Nous vous présentons ici la conférence de Mgr Dorylas Moreau, évêque de Rouyn-Noranda, qui a été prononcée à Mont-Laurier le 12 juin 2015 lors d’une soirée-bénéfice organisée pour Mission chez nous. Dernière de trois parties.
Note : Pour un compte rendu plus détaillé du déroulement de cette soirée, lire le billet déjà paru sur notre blogue.
Troisième partie : le sens de la communauté
Deux autres forces de cette communauté
J’ai remarqué aussi leur attachement aux aînés! C’est absolument exceptionnel! On appelle les grands-mamans amérindiennes, les kokoms. Quand il y a un mégacham, un grand festin, on ne commence jamais le repas si les aînés ne sont pas encore arrivés. Des fois, ça a des conséquences importantes. Je vous raconte une anecdote : un jour de Noël, avec mon vicaire général, on avait eu un gros réveillon chez des gens, et on avait festoyer en masse. Nous nous sommes dit : «Ces pauvres-là, au grand lac, probablement qu’ils n’ont pas eu le festin qu’on a eu; on va aller leur dire une messe de Noël, puis on va manger avec eux autres. Alors Gilles, mon vicaire général, me dit : « C’est bien correct! » Alors, on s’annonce. Ils étaient tout heureux et ils nous ont dit : « On organise un mégacham pour fêter ça après! » Mais la messe était à onze heures… Le temps qu’on se rende sur place, qu’ils viennent nous chercher à la rive et puis qu’on célèbre la messe, qu’on traverse à la salle de l’école pour le repas, tous les plats étaient arrivés! Ils étaient chaud à la maison, mais on a commencé à manger à 14 h 50. Nous étions arrivés là vers midi et quart, midi et demie. On attendaient que les aînés arrivent. Il y en a une qui est arrivée, portée sur un brancard; un autre qui avait beaucoup de difficultés à marcher. Tant que les aînés n’étaient pas assis à la table, personne n’a commencé à manger! Même si les plats refroidissent, ce n’est pas grave. Alors, on a mangé froid ce jour de Noël! Rien de grave, on a mangé! Eux, ils vont mettre leurs aînés en institution seulement s’ils sont très gravement malades et, le plus souvent, il est trop tard! C’est dans leur culture.

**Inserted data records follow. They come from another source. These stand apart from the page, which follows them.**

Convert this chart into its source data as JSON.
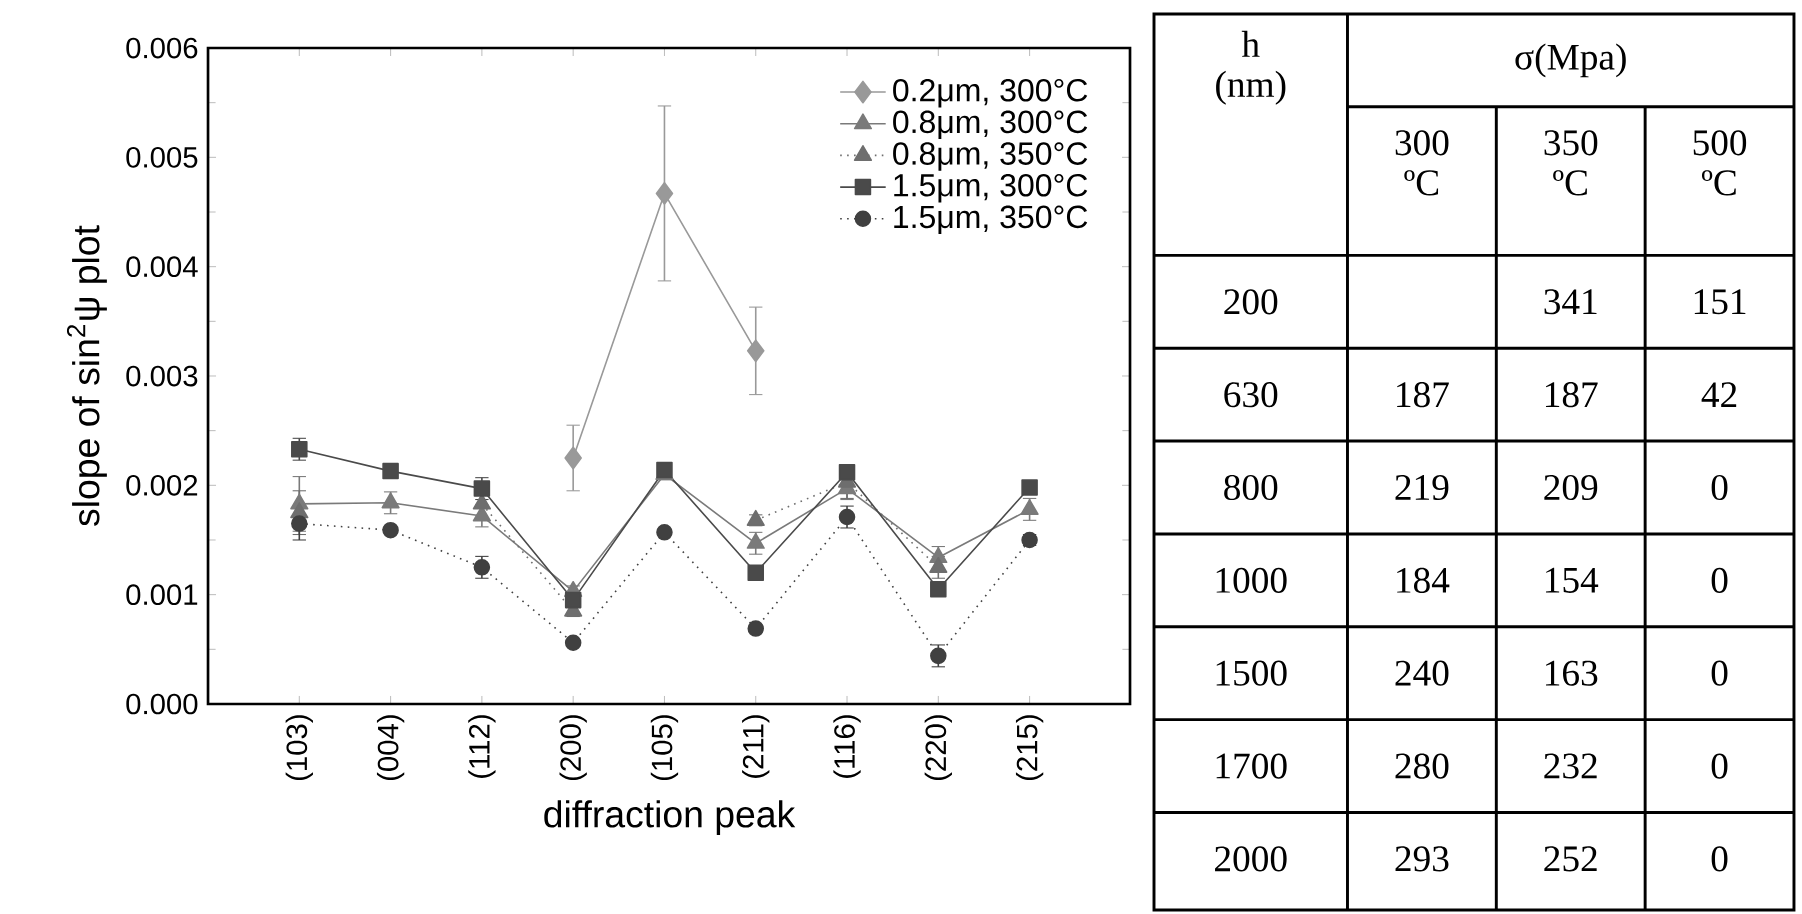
{
  "chart_data": [
    {
      "type": "line",
      "xlabel": "diffraction peak",
      "ylabel": "slope of sin$^{2}$ψ plot",
      "categories": [
        "(103)",
        "(004)",
        "(112)",
        "(200)",
        "(105)",
        "(211)",
        "(116)",
        "(220)",
        "(215)"
      ],
      "ylim": [
        0,
        0.006
      ],
      "yticks": [
        {
          "value": 0,
          "label": "0.000"
        },
        {
          "value": 0.001,
          "label": "0.001"
        },
        {
          "value": 0.002,
          "label": "0.002"
        },
        {
          "value": 0.003,
          "label": "0.003"
        },
        {
          "value": 0.004,
          "label": "0.004"
        },
        {
          "value": 0.005,
          "label": "0.005"
        },
        {
          "value": 0.006,
          "label": "0.006"
        }
      ],
      "legend": "top right",
      "grid": false,
      "series": [
        {
          "name": "0.2μm, 300°C",
          "color": "#999999",
          "marker": "diamond",
          "line_style": "solid",
          "values": [
            null,
            null,
            null,
            0.00225,
            0.00467,
            0.00323,
            null,
            null,
            null
          ],
          "errors": [
            null,
            null,
            null,
            0.0003,
            0.0008,
            0.0004,
            null,
            null,
            null
          ]
        },
        {
          "name": "0.8μm, 300°C",
          "color": "#7a7a7a",
          "marker": "triangle",
          "line_style": "solid",
          "values": [
            0.00183,
            0.00184,
            0.00172,
            0.00103,
            0.0021,
            0.00147,
            0.00197,
            0.00134,
            0.00178
          ],
          "errors": [
            0.00025,
            0.0001,
            0.0001,
            5e-05,
            5e-05,
            0.0001,
            0.0001,
            0.0001,
            0.0001
          ]
        },
        {
          "name": "0.8μm, 350°C",
          "color": "#6e6e6e",
          "marker": "triangle",
          "line_style": "dotted",
          "values": [
            0.00175,
            null,
            0.00183,
            0.00085,
            null,
            0.00168,
            0.00203,
            0.00125,
            null
          ],
          "errors": [
            0.0002,
            null,
            0.00015,
            5e-05,
            null,
            5e-05,
            0.00015,
            0.0001,
            null
          ]
        },
        {
          "name": "1.5μm, 300°C",
          "color": "#4a4a4a",
          "marker": "square",
          "line_style": "solid",
          "values": [
            0.00233,
            0.00213,
            0.00197,
            0.00095,
            0.00214,
            0.0012,
            0.00212,
            0.00105,
            0.00198
          ],
          "errors": [
            0.0001,
            5e-05,
            0.0001,
            5e-05,
            5e-05,
            null,
            5e-05,
            5e-05,
            5e-05
          ]
        },
        {
          "name": "1.5μm, 350°C",
          "color": "#404040",
          "marker": "circle",
          "line_style": "dotted",
          "values": [
            0.00165,
            0.00159,
            0.00125,
            0.00056,
            0.00157,
            0.00069,
            0.00171,
            0.00044,
            0.0015
          ],
          "errors": [
            0.00015,
            null,
            0.0001,
            null,
            null,
            null,
            0.0001,
            0.0001,
            5e-05
          ]
        }
      ]
    },
    {
      "type": "heatmap",
      "xlabel": "σ(Mpa)",
      "ylabel": "h (nm)",
      "categories": [
        "300 ºC",
        "350 ºC",
        "500 ºC"
      ],
      "y_categories": [
        "200",
        "630",
        "800",
        "1000",
        "1500",
        "1700",
        "2000"
      ],
      "cells": [
        [
          null,
          341,
          151
        ],
        [
          187,
          187,
          42
        ],
        [
          219,
          209,
          0
        ],
        [
          184,
          154,
          0
        ],
        [
          240,
          163,
          0
        ],
        [
          280,
          232,
          0
        ],
        [
          293,
          252,
          0
        ]
      ],
      "data_labels": true
    }
  ]
}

Une quatrième chose retient mon attention : ils ont un sens et un respect de la nature et de l’environnement, que l’on comprend aisément en raison de leur mode de vie. Vous savez qu’il y a la tradition du plat pour les animaux. À tous les mégachams, quelqu’un circule avec un plat vide, un grand plat, un grand bassin et on y met une bouchée de chaque chose qui est sur la table. Une personne désignée va alors porter le récipient sur l’île, au pied d’un arbre, pour le bien-être des animaux qui vont s’en régaler. C’est quand même beau comme tradition, cette proximité avec la nature et avec les animaux.

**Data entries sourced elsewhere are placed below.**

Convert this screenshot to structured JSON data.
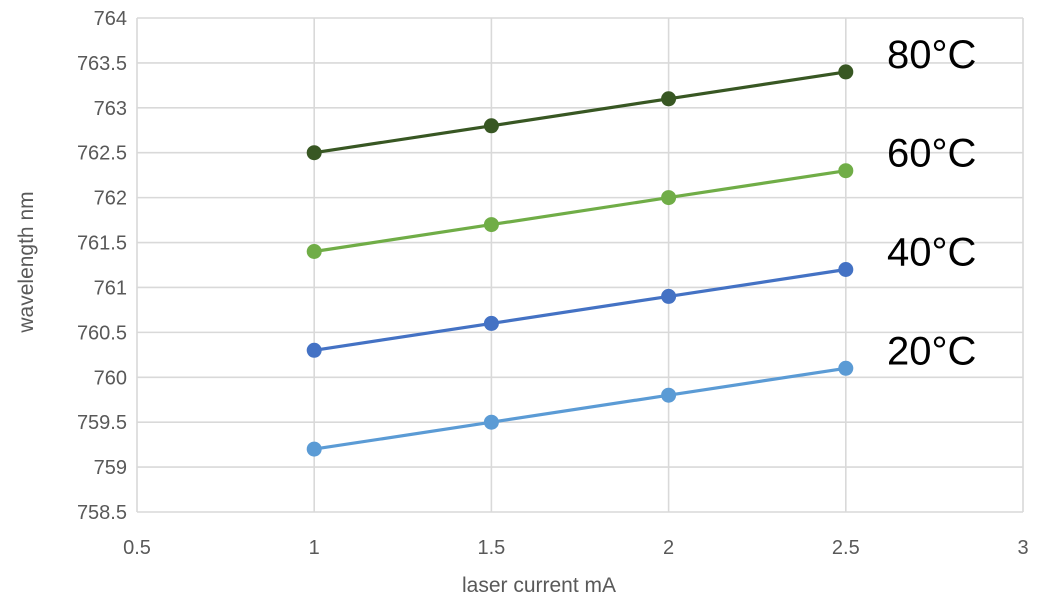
{
  "chart_data": {
    "type": "line",
    "title": "",
    "xlabel": "laser current mA",
    "ylabel": "wavelength nm",
    "xlim": [
      0.5,
      3
    ],
    "ylim": [
      758.5,
      764
    ],
    "x_ticks": [
      "0.5",
      "1",
      "1.5",
      "2",
      "2.5",
      "3"
    ],
    "y_ticks": [
      "758.5",
      "759",
      "759.5",
      "760",
      "760.5",
      "761",
      "761.5",
      "762",
      "762.5",
      "763",
      "763.5",
      "764"
    ],
    "grid": true,
    "legend": "none",
    "x": [
      1,
      1.5,
      2,
      2.5
    ],
    "series": [
      {
        "name": "20°C",
        "values": [
          759.2,
          759.5,
          759.8,
          760.1
        ],
        "color": "#5b9bd5"
      },
      {
        "name": "40°C",
        "values": [
          760.3,
          760.6,
          760.9,
          761.2
        ],
        "color": "#4472c4"
      },
      {
        "name": "60°C",
        "values": [
          761.4,
          761.7,
          762.0,
          762.3
        ],
        "color": "#70ad47"
      },
      {
        "name": "80°C",
        "values": [
          762.5,
          762.8,
          763.1,
          763.4
        ],
        "color": "#385723"
      }
    ]
  }
}
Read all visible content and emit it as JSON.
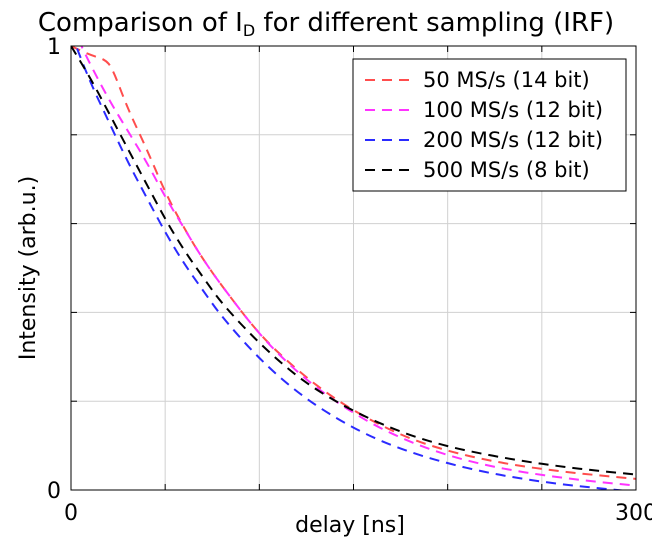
{
  "chart_data": {
    "type": "line",
    "title_prefix": "Comparison of I",
    "title_subscript": "D",
    "title_suffix": " for different sampling (IRF)",
    "xlabel": "delay [ns]",
    "ylabel": "Intensity (arb.u.)",
    "xlim": [
      0,
      300
    ],
    "ylim": [
      0,
      1
    ],
    "x_ticks_labeled": [
      {
        "value": 0,
        "label": "0"
      },
      {
        "value": 300,
        "label": "300"
      }
    ],
    "y_ticks_labeled": [
      {
        "value": 0,
        "label": "0"
      },
      {
        "value": 1,
        "label": "1"
      }
    ],
    "grid": true,
    "legend_position": "top-right",
    "series": [
      {
        "name": "50 MS/s (14 bit)",
        "color": "#ff4d4d",
        "dash": "10,7",
        "x": [
          0,
          10,
          18,
          22,
          30,
          40,
          50,
          60,
          70,
          80,
          100,
          120,
          140,
          160,
          180,
          200,
          220,
          240,
          260,
          280,
          300
        ],
        "y": [
          1.0,
          0.98,
          0.97,
          0.95,
          0.86,
          0.77,
          0.67,
          0.59,
          0.52,
          0.46,
          0.35,
          0.27,
          0.205,
          0.155,
          0.115,
          0.088,
          0.068,
          0.053,
          0.042,
          0.033,
          0.025
        ]
      },
      {
        "name": "100 MS/s (12 bit)",
        "color": "#ff33ff",
        "dash": "10,7",
        "x": [
          0,
          10,
          20,
          30,
          40,
          50,
          60,
          70,
          80,
          100,
          120,
          140,
          160,
          180,
          200,
          220,
          240,
          260,
          280,
          300
        ],
        "y": [
          1.05,
          0.96,
          0.88,
          0.81,
          0.74,
          0.66,
          0.59,
          0.52,
          0.46,
          0.35,
          0.265,
          0.2,
          0.148,
          0.108,
          0.078,
          0.056,
          0.04,
          0.028,
          0.018,
          0.01
        ]
      },
      {
        "name": "200 MS/s (12 bit)",
        "color": "#2b2bff",
        "dash": "10,7",
        "x": [
          0,
          10,
          20,
          30,
          40,
          50,
          60,
          70,
          80,
          100,
          120,
          140,
          160,
          180,
          200,
          220,
          240,
          260,
          280,
          300
        ],
        "y": [
          1.03,
          0.92,
          0.83,
          0.74,
          0.66,
          0.58,
          0.51,
          0.45,
          0.39,
          0.295,
          0.22,
          0.163,
          0.118,
          0.085,
          0.06,
          0.04,
          0.025,
          0.013,
          0.004,
          -0.004
        ]
      },
      {
        "name": "500 MS/s (8 bit)",
        "color": "#000000",
        "dash": "10,7",
        "x": [
          0,
          10,
          20,
          30,
          40,
          50,
          60,
          70,
          80,
          100,
          120,
          140,
          160,
          180,
          200,
          220,
          240,
          260,
          280,
          300
        ],
        "y": [
          1.0,
          0.93,
          0.85,
          0.77,
          0.69,
          0.61,
          0.54,
          0.48,
          0.42,
          0.33,
          0.255,
          0.2,
          0.157,
          0.123,
          0.098,
          0.08,
          0.065,
          0.053,
          0.043,
          0.035
        ]
      }
    ]
  }
}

En somme, ils ont un sens de la communauté remarquable et réel. Malgré leur misère, leur pauvreté, ils vont prêter plein de choses! Ce dont tu as besoin… On se prête des outils, volontiers, on partage des repas, on se prête du linge, des abris, des génératrices… Ça veut dire que, quand on est plus pauvre, on est plus dépouillé de ce qui nous appartient. Et ils le font sans jamais une plainte. Bref, dans un environnement très précaire, pourrait-on dire, on s’entraide. Alors, si le repas n’était pas bon ce soir, ce dont je doute fort, vous n’avez pas le droit de vous plaindre!

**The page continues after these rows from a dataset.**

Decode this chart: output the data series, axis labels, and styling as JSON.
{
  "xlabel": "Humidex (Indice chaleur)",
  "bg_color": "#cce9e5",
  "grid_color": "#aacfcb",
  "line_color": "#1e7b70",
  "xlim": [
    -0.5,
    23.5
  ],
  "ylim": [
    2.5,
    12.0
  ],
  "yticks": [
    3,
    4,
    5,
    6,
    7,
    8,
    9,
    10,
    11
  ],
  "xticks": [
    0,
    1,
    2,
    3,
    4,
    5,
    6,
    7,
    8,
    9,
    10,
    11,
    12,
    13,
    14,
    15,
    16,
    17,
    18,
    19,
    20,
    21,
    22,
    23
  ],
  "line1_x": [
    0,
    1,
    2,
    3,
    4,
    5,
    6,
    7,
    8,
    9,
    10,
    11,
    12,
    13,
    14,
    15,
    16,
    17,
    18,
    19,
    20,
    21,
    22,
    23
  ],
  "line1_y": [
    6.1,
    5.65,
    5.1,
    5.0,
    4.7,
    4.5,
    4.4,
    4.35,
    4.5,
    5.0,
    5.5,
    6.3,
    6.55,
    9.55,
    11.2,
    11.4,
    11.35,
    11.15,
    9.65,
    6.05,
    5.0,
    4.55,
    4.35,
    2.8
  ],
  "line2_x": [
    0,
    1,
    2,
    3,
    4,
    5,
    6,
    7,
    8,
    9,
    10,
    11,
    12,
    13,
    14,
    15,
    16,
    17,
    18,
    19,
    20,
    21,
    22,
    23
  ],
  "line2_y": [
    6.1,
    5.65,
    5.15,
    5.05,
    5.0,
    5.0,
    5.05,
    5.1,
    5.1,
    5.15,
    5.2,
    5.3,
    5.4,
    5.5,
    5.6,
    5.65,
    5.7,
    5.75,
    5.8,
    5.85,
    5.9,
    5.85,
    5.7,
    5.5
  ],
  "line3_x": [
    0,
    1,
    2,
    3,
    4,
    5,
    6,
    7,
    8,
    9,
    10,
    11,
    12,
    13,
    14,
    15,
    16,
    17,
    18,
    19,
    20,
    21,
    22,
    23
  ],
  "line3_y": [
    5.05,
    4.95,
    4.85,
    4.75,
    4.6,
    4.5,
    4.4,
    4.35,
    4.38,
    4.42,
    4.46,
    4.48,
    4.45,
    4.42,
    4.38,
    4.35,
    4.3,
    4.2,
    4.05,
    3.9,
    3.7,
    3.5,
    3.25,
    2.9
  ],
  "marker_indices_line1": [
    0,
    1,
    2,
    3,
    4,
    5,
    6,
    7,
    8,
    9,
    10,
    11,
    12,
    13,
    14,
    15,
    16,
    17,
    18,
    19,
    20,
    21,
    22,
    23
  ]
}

Je vais terminer par un mot d’hommage à Mission chez nous! Surtout que Mme Suzanne Tremblay, directrice de l’organisme, qui est là à côté de Monseigneur Lortie, est présente à ce repas. C’est à dessein que je n’ai pas abordé plus tôt l’aspect financier et administratif que, comme diocèse, nous devons aussi développer pour maintenir ces communautés amérindiennes. J’ai voulu plutôt m’attacher aux valeurs humaines que l’on trouve dans ces communautés-là. Mais vous devinez bien que cet aspect financier et administratif reste très important tout de même… On ne peut l’occulter, le passer sous silence. Pour répondre à ces besoins plus spécifiques des diocèses, les évêques du Québec ont un jour fondé, par l’entremise du cardinal Turcotte qui est décédé cette année, un regretté frère, l’organisme Mission chez nous, appuyé par les évêques du Québec.
C’est grâce à cet organisme-là que nous recevons quelques subventions, pas toujours à la hauteur de ce qu’on aurait besoin, par faute de fonds suffisants, mais qui contribue quand même à soutenir nos initiatives. Donc, si vous vous voulez donner un petit soutien à Mission chez nous, vous savez que ça va se rendre dans les diocèses pour rendre service à ces communautés autochtones. D’ailleurs, le salaire de sœur Rénelle, qui est venue parler l’an passé, est payé presque entièrement par Mission chez nous. Bien sûr, le diocèse s’investit aussi. Alors, je voulais rendre hommage à Mission chez nous, aux gens qui y travaillent ardemment, et je pense qu’il faut faire tout pour maintenir ce service-là, qui souhaite soutenir l’aide pastorale qu’on peut apporter pour aider nos communautés autochtones.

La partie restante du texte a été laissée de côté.